If you buy a hand grinder you will not likely ever use it a second time. I have learned two very valuable lessons in my life.
1) if you cannot tie knots like a sailor, then buy cheap rope, tie lots of knots and use a knife to undo it.
2) if you cannot figure out how to butcher meat, buy a really good grinder. You can make a lot of meals with ground meat.
Okay not a Lesson, but more an observation. Buy some cheap pork cuts at walmart and grind them up with the deer. The pork will make the venison stick together better when making patties, and adds just enough fat so it will sizzle rather then burn. Also it makes awesome meatloaf!

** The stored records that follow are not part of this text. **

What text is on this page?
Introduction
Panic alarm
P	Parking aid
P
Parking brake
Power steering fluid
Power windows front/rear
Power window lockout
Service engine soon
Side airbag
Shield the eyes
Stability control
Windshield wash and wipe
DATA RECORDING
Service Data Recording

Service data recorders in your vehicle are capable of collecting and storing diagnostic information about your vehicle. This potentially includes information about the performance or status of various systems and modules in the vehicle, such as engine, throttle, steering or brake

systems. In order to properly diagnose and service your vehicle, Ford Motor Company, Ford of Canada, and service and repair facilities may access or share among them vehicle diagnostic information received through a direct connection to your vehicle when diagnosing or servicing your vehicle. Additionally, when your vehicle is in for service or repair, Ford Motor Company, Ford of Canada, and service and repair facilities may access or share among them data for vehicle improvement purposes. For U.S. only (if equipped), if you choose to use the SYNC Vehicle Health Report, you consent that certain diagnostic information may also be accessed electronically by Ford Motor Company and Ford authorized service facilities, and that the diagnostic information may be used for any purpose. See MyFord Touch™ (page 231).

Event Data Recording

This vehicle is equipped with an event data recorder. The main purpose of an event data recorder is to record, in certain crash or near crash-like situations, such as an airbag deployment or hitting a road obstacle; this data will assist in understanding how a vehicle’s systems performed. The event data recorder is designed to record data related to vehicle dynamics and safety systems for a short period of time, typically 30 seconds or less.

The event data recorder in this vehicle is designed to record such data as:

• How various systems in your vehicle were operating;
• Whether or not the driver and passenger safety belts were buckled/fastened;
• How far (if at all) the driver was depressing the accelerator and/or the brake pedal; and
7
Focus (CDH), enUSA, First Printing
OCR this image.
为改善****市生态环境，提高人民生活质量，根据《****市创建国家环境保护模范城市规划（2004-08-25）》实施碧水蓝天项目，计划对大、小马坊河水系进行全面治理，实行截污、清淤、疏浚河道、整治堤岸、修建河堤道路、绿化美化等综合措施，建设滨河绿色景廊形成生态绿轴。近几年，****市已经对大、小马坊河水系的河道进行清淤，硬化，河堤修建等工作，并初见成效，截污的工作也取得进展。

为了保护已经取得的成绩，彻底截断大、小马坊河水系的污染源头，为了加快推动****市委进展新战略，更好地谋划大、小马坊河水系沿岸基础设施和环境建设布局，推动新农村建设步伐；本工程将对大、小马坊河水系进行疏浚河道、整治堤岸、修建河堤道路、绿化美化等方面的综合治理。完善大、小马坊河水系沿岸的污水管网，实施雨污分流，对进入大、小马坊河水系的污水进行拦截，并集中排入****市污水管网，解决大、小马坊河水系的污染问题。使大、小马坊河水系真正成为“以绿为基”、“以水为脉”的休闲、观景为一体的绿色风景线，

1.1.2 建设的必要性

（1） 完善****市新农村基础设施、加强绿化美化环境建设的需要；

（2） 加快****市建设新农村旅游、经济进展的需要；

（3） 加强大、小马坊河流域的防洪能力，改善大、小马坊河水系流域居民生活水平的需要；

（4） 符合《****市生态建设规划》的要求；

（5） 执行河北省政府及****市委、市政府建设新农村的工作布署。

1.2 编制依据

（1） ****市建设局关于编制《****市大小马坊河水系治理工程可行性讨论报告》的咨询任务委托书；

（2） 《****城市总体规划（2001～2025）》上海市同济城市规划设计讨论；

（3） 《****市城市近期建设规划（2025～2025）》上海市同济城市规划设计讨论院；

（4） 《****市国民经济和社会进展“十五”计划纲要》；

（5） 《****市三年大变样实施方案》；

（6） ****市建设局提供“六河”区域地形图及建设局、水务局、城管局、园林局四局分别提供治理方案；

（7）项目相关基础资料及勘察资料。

Whether or not you remove all the silver skin depends entirely on the power of your grinder. Mine will accept chunks the size of an orange as fast as I can feed them in. I usually regrind a second time. Between grinds I will always pull of the blade and the cutting disk and remove the silver skin which will be wrapped around the spindle of the knife blade right behind the cutting die.
The grinder will remove the silver for you if it has enough power. The cheap little home owner versions will bog down and stall. The 1.5 HP and up grinders will pull the meat out of your hand when you feed it in!
A good grinder bought one time will last you forever and after a few deer it's cheaper then the cost to process every year. It's been a great investment for me. All my buddies borrow it now as well!
Most important for me...... I know the field care I made the effort on is the meat I have. Having a butcher process your meat you never know who's meat you're getting or how they cared for it.